Reid: It’s a busy week, too busy to bring the family to Disney World, so we get much more out of having it here.

Are you planning to check out any particular Cerner products?

Stephanie: We’re an integrated Cerner site using a lot of the solutions. We’re going through a reorganization of Information Services. The next step is to optimize what we have, dialing things back, looking at current state, looking at workflow. The next piece that we already own but haven’t implemented is Power Insight, which has clinical and operational dashboarding.

Helen: We’re optimizing the solutions, also looking at the Care Aware product, leveraging the application to move to a digital environment.

Reid: Care Aware is on the horizon. It was demonstrated this morning at the kickoff. In the ICU setting, where they’ve had antiquated paper flowsheets with graphs four by six feet double sided [laughs] someone goes in there with a pencil and traces the latest vitals on that graph. How antiquated is that? But it was one of the most useful tools. If I go to a code, that’s one the first things I look at. Care Aware is a centralized reporting tool and repository for acute care patients. Many of us were salivating at the demonstration. It uses a larger screen, maybe a 20-inch monitor, with an image of the latest chest X-ray, vitals, etc. It’s highly customizable at the user level. It asists you in decision-making, changes in plan. It appears that it will be an invaluable tool.

Stephanie: It will be great. It’s been fun to see this in development. In Louisiana, we have problems with access to care. We can leverage what we have outside of our walls to create a virtual critical care environment that’s more automated. We’ve been saying, “You have to be able to tell the story and have that snapshot in a comprehensive view.” Our Lady of the Lake has created our version using Cerner tools, but it’s pieces and parts and not quite as seamless. To be able to see that pulled together and configurable is certainly where the future is.

Reid: It takes something like the tracking board in the ED, the FirstNet application. The tracking board is highly customizable, data-rich, and drives processs improvement. It’s a very powerful tool. At a glance, you can see exactly what’s happening with each patient, what’s pending and what’s back. It’s a matter of getting as much data in an organized fashion right there in front of the provider.

What would you say has changed most dramatically about Cerner in the last couple of years?

Stephanie: I’ve seen consistent dedication to partnership, to collaboration from Neal Patterson down, a true interest in what’s going on and how Cerner can impact that. I think it’s authentic, it’s genuine. When the Cerner brass comes to visit your hospital, they’re out there and want to know what’s going on. They’re continuing to march the ball forward in that arena. We need all the help we can get in healthcare, to have companies that are truly committed. We’re all in this together. To feel that we’re able to collaborate with our colleagues and vendor partners in a meaningful fashion and with the patient as our primary responsibility – what more can you ask for? We’re continuing to see clinician involvement on the Cerner side. That’s promising. They’re taking a smart approach to technology, applying it where it makes sense, and not just trying to get the latest whiz-bang out.

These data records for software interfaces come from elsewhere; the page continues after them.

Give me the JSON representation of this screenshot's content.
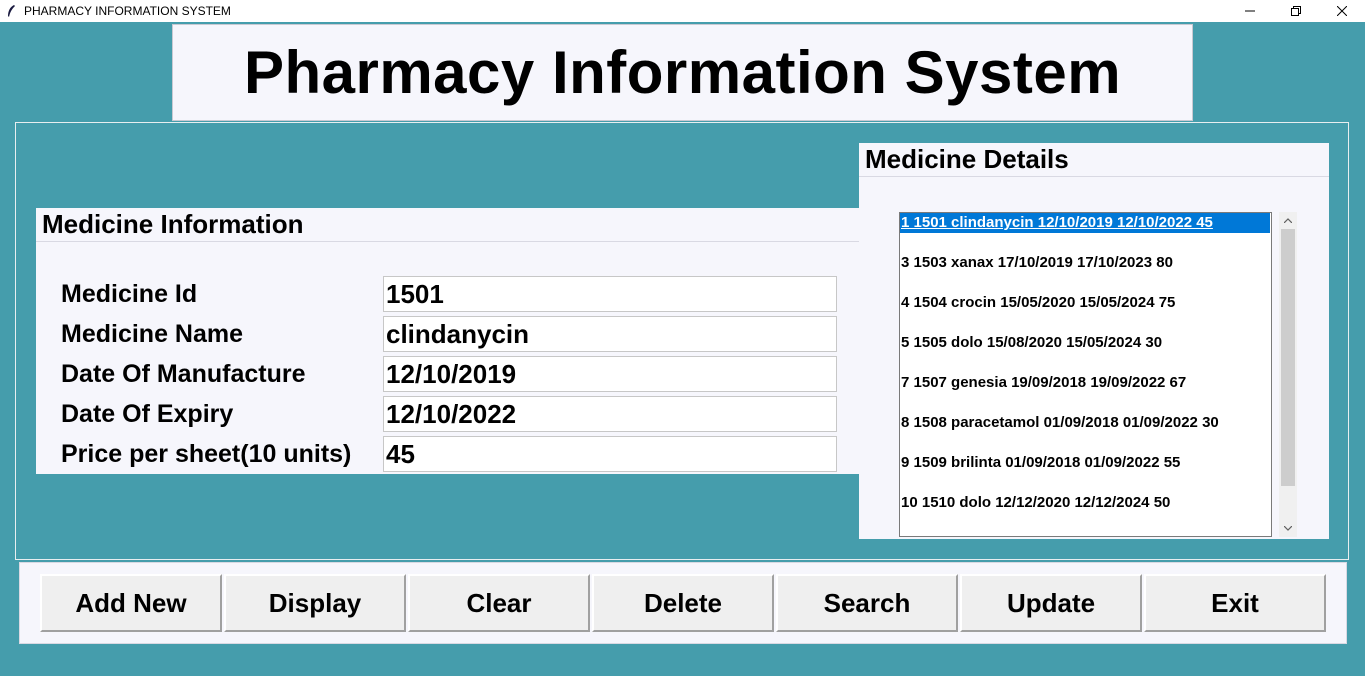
{
  "window": {
    "title": "PHARMACY INFORMATION SYSTEM",
    "minimize_icon": "minimize-icon",
    "restore_icon": "restore-icon",
    "close_icon": "close-icon"
  },
  "heading": "Pharmacy Information System",
  "info_panel": {
    "title": "Medicine Information",
    "fields": [
      {
        "label": "Medicine Id",
        "value": "1501"
      },
      {
        "label": "Medicine Name",
        "value": "clindanycin"
      },
      {
        "label": "Date Of Manufacture",
        "value": "12/10/2019"
      },
      {
        "label": "Date Of Expiry",
        "value": "12/10/2022"
      },
      {
        "label": "Price per sheet(10 units)",
        "value": "45"
      }
    ]
  },
  "details_panel": {
    "title": "Medicine Details",
    "items": [
      "1 1501 clindanycin 12/10/2019 12/10/2022 45",
      "3 1503 xanax 17/10/2019 17/10/2023 80",
      "4 1504 crocin 15/05/2020 15/05/2024 75",
      "5 1505 dolo 15/08/2020 15/05/2024 30",
      "7 1507 genesia 19/09/2018 19/09/2022 67",
      "8 1508 paracetamol 01/09/2018 01/09/2022 30",
      "9 1509 brilinta 01/09/2018 01/09/2022 55",
      "10 1510 dolo 12/12/2020 12/12/2024 50"
    ],
    "selected_index": 0
  },
  "buttons": {
    "add_new": "Add New",
    "display": "Display",
    "clear": "Clear",
    "delete": "Delete",
    "search": "Search",
    "update": "Update",
    "exit": "Exit"
  },
  "colors": {
    "background": "#459dac",
    "panel": "#f6f6fc",
    "selection": "#0078d7"
  }
}
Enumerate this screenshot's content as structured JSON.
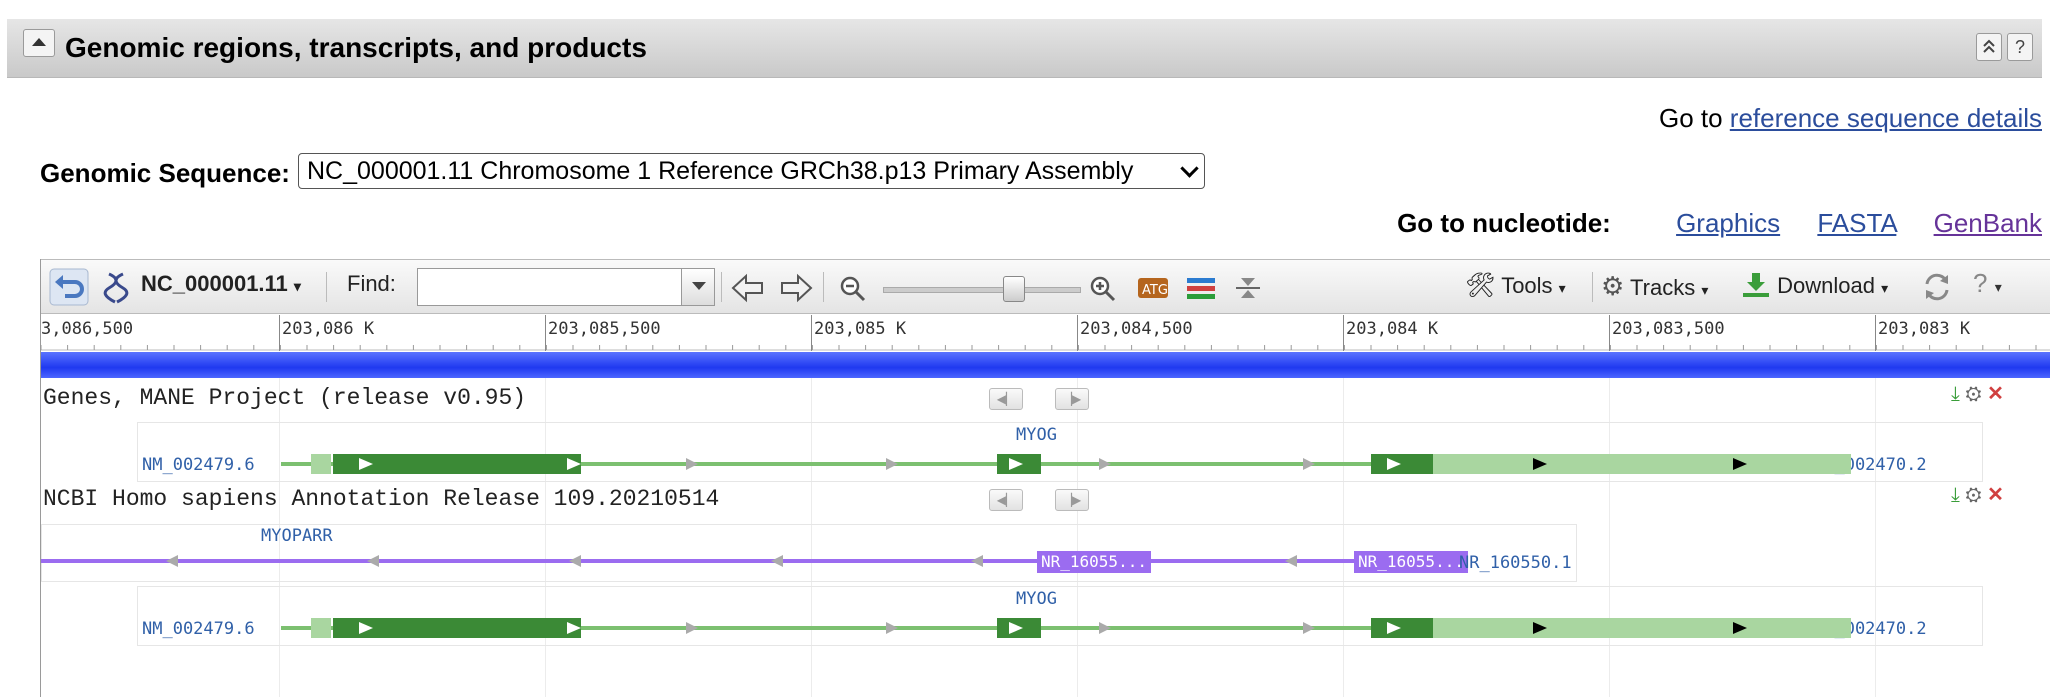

Reid: An example of that is the organizational decision to take a step back and not advance to the next code immediately. That’s organizational maturity. There’s always the risk of misperception of what that means. I don’t think it’s a negative indicator. It just shows that, when they roll out the next code, that they want it to be a dramatic step up. Where we already are is phenomenal. Look at the curves on the Lights On Network and graph performance over the last year or two. You can see a very steady and fairly steep drop in response times, now to the point where it’s not an issue.